L’Europe, en bref : une norme axée sur la vérification
L’Europe part de la direction opposée. Au lieu de construire progressivement des attentes en matière de durabilité, l'UE exige que les allégations sur les emballages soient étayées par des preuves avant d'être formulées. Nous avons couvert les détails de le règlement de l'UE sur les emballages et les déchets d'emballages et pourquoi il traite les termes vagues « respectueux de l'environnement » comme un risque de non-conformité en détail ailleurs — en bref, une allégation de durabilité non vérifiée est traitée comme un marketing potentiellement trompeur plutôt que comme inoffensif.
Ce que cela signifie pour les marques qui s'approvisionnent dans les deux régions
Rien de tout cela ne signifie que les marques ont besoin de deux stratégies d’emballage distinctes. Cela signifie que la chaîne d'approvisionnement derrière l'emballage doit résister à deux types de contrôles à la fois : les règles changeantes et spécifiques à chaque pays de l'Asie du Sud-Est et la demande de preuves documentées de l'Europe.
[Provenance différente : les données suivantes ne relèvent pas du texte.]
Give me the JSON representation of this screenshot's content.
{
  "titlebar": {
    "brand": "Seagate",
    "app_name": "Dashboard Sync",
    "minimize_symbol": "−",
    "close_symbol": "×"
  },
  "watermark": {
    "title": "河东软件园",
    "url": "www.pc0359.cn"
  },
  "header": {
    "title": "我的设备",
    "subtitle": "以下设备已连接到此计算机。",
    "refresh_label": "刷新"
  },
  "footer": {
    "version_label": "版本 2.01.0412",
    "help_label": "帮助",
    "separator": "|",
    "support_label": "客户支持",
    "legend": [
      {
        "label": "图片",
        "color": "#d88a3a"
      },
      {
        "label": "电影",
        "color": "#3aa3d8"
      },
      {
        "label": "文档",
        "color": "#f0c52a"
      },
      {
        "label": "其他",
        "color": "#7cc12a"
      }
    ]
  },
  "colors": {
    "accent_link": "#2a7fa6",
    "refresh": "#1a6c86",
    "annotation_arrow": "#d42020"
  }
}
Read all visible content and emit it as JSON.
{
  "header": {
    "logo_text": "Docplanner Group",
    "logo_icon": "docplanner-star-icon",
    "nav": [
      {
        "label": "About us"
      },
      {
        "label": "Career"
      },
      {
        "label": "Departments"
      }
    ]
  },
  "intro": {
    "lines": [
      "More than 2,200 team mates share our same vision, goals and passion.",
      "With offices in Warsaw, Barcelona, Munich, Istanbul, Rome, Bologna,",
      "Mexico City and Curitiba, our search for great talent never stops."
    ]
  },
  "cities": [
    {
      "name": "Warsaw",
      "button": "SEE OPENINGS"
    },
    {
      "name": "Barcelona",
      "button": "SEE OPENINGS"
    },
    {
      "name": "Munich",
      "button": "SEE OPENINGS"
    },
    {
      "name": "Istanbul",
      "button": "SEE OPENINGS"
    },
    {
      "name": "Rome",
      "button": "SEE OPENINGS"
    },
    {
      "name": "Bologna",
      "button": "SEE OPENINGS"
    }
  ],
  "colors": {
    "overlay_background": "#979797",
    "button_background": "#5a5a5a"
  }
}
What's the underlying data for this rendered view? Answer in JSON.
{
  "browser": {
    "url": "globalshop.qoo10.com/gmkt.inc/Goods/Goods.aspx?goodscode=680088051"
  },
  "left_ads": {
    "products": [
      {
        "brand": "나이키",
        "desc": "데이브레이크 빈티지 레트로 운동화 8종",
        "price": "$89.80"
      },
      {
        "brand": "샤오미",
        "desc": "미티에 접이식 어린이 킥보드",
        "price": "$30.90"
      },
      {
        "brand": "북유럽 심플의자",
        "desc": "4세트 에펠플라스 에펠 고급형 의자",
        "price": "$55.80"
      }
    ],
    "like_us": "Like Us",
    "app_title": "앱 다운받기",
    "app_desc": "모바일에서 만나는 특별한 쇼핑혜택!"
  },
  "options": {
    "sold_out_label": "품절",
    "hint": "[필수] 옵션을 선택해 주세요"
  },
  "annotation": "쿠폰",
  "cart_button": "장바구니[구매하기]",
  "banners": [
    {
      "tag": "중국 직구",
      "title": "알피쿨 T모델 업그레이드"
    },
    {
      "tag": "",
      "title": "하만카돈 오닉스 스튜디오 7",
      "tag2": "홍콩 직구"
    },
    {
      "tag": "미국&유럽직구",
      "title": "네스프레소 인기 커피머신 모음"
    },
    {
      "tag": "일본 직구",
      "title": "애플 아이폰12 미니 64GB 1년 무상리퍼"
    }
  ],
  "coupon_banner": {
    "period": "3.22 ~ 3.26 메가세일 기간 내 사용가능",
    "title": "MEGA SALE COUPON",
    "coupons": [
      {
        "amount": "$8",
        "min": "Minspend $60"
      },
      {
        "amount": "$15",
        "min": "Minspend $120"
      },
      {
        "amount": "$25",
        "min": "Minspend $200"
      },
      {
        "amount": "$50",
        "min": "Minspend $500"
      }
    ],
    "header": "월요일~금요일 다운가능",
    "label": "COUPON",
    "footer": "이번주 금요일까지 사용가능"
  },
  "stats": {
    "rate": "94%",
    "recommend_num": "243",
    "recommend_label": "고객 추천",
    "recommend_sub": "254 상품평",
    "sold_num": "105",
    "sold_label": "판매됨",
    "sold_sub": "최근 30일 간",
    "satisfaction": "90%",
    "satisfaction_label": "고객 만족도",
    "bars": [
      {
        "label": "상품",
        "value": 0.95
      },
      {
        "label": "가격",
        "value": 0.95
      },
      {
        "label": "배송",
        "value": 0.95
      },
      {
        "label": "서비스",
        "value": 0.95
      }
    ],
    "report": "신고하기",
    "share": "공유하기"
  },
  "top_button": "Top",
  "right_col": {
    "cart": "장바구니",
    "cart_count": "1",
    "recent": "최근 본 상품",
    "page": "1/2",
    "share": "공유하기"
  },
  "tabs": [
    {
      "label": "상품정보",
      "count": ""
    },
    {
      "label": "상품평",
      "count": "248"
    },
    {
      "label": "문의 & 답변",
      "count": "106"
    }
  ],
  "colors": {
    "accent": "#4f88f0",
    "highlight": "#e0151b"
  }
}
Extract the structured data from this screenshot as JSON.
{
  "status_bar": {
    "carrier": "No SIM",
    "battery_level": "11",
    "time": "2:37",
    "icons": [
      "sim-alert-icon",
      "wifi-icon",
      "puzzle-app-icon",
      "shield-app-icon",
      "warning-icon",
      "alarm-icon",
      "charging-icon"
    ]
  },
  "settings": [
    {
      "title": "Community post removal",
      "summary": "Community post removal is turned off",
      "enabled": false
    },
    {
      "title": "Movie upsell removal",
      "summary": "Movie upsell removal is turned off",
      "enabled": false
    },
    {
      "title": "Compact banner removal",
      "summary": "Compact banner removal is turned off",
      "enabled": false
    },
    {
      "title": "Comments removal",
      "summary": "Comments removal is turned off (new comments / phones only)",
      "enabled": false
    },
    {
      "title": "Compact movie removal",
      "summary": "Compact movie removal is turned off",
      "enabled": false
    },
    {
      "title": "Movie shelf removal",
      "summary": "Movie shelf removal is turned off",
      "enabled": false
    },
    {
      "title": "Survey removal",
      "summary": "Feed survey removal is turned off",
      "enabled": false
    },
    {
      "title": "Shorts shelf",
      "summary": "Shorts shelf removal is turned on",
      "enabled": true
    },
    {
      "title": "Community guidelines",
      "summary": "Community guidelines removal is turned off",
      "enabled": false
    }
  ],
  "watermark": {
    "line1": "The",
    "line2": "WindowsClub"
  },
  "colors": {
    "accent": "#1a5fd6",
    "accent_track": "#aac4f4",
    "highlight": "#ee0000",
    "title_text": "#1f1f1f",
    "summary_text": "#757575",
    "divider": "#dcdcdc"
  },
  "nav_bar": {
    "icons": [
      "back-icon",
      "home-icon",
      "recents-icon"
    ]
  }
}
En pratique, cela se résume à des décisions d'approvisionnement prises bien avant l'expédition d'un produit : une fibre traçable soutenue par certifications comme FSC, EUDR et PEFC , et des matériaux adaptés à l'endroit où ils sont réellement produits - pulpe de bambou provenant et transformée dans la région est un exemple de matériau qui répond à la fois aux pressions sur les coûts de l'Asie du Sud-Est et aux attentes de l'Europe en matière de traçabilité des fibres. Les marques qui considèrent le « écologique » comme une simple case à cocher mondiale ont tendance à se laisser prendre au piège sur un marché ou sur l'autre. Ceux qui résistent travaillent avec des fournisseurs qui peuvent documenter la conformité sur les deux fronts dès le départ, et non la mettre à niveau après l'arrêt d'une expédition.